A sigla CPI, para muitos brasileiros, tem cheiro de pizza. Uma percepção nem sempre correta, que está ligada à própria essência de uma Comissão Parlamentar de Inquérito: uma CPI não manda ninguém diretamente para a prisão, ela tem caráter amplamente investigativo, com a produção de um relatório final que servirá de base para que as instâncias judiciárias possam, então, punir os possíveis culpados. Uma CPI também pode recomendar cassações e mudanças na lei ao próprio Legislativo.
Nos âmbitos estadual e municipal, os parlamentares também têm à mão esse recurso investigativo, com regimentos próprios. Na Assembleia Legislativa do Espírito Santo, segundo reportagem publicada por este jornal, foram instaladas 41 CPIs desde a democratização. Dessas, nove foram arquivadas sem qualquer resultado, nem mesmo um relatório final. Cinco estão atualmente em funcionamento. As demais promoveram recomendações e encaminhamento de provas e depoimentos para órgãos externos, como o Ministério Público, mas só algumas foram judicializadas.
São caminhos similares a esses, no nível federal, que poderão ser resultado da CPI da Covid, instalada na semana passada no Congresso para investigar a eficiência da resposta brasileira à crise sanitária, sobretudo os atos do governo federal. As 400 mil mortes atingidas na última quinta-feira (29) são o fato mais trágico, principalmente por serem passíveis de comparação com os óbitos causados pela Covid-19 em outros países.
Para se avaliar a responsabilidade do governo federal, são necessários parâmetros. A leniência na negociação das vacinas, a falta de uma coordenação com Estados e municípios, o estímulo e o investimento em medicamentos sem eficácia comprovada, a negligência com medidas comportamentais eficientes e a má gestão da infraestrutura hospitalar estarão no centro da investigação. Ex-ministros da Saúde deverão ser chamados a depor.
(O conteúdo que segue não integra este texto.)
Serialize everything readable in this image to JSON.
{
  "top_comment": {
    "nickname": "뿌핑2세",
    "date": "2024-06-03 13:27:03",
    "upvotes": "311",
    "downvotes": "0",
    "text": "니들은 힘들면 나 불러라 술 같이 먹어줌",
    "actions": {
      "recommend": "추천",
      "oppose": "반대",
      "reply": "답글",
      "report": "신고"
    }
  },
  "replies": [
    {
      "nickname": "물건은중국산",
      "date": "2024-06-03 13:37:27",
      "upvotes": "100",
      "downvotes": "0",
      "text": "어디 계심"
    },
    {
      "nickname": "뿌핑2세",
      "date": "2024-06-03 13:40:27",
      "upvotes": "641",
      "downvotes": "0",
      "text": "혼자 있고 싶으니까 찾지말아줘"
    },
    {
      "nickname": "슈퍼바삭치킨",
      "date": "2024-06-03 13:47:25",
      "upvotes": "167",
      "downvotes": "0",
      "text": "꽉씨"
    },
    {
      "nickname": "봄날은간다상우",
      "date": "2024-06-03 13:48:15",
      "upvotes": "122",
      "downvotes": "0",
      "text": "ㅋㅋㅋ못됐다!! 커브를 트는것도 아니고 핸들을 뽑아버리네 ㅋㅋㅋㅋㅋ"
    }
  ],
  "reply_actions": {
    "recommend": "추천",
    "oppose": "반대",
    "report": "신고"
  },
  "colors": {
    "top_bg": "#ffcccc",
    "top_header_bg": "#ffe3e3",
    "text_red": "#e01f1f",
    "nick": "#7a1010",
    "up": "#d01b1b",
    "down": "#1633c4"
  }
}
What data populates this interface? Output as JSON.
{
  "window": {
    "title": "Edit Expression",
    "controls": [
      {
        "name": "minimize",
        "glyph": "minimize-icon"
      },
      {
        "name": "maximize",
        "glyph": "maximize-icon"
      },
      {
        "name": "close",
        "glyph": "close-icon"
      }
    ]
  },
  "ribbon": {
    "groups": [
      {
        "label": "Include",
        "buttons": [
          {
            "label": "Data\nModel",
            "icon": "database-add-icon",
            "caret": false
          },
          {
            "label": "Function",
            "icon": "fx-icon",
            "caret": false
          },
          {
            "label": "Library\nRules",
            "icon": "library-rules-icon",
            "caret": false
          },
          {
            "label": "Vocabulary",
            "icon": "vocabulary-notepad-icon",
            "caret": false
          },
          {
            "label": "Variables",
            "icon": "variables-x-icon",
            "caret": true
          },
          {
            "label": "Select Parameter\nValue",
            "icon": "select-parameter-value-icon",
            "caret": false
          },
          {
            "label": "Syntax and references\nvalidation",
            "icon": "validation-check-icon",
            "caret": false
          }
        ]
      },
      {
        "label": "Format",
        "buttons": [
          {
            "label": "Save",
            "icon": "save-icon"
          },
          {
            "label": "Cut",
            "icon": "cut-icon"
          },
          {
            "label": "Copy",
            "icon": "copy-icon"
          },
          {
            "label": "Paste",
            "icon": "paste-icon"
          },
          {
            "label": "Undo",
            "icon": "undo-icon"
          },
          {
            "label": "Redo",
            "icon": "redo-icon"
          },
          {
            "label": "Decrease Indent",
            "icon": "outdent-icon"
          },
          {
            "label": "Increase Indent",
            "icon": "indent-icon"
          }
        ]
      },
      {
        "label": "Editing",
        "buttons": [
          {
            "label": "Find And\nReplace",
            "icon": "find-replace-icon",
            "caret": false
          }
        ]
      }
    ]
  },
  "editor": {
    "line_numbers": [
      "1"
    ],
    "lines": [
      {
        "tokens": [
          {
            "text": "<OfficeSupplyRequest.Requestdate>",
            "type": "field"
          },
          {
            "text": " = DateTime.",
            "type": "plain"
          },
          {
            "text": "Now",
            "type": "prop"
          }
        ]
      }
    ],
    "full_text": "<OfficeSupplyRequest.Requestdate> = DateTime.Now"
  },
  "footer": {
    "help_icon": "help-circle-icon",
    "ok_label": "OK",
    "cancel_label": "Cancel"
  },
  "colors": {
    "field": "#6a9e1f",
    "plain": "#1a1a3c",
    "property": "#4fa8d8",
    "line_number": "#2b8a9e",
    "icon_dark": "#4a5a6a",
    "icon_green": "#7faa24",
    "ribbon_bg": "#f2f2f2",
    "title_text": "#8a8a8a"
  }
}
Com uma atuação rigorosa, a CPI da Covid pode ser efetiva, mesmo que a ampliação do escopo, com a inclusão por parte da base governista da apuração das possíveis irregularidades no uso dos recursos da União pelos Estados, Distrito Federal e municípios.
As CPIs em funcionamento atualmente no Espírito Santo sinalizam o que distingue um colegiado com potencial de atingir seus objetivos daqueles que podem estar fadados ao fracasso. A falta de objetivos bem delineados e de um fato relevante que tenha mobilizado a sua criação acabam tornando os trabalhos dispersos e provocando prorrogações que, por si só, já são um demonstrativo da ineficiência. Na Assembleia, são permitidas cinco CPIs síncronas, com a brecha recente que permite ao presidente da Casa passar desse limite.
Atualmente, as cinco comissões em andamento na Assembleia - CPI da Sonegação, CPI da Licença, CPI das Obras Públicas e Privada, CPI dos Crimes Cibernéticos e CPI para apurar maus-tratos com animais - pecam por essa dispersão, sem que se faça aqui um questionamento sobre o mérito da existência de cada uma delas. Fato é que, nos últimos 20 anos, não houve CPIs que provocassem tensões entre o Legislativo e o Executivo estadual, como é o caso atual da CPI da Pandemia no nível federal.
Há de se buscar o caminho do bom senso, nem sempre possível quando demagogia ou necessidade de blindagem falam mais alto. A instalação de CPIs vazias de sentido contribui para a desmoralização desse importante mecanismo investigativo, que tem a força de mobilizar o legislativo em torno de grandes temas.
A criação da CPI da Covid não pode ser somente instrumento de pressão política. Pelo momento crítico que o país atravessa no enfrentamento da pandemia, ela pode ser crucial para uma mudança que tire o Brasil do centro dessa tragédia. Tem, portanto, uma importância ímpar na história recente brasileira.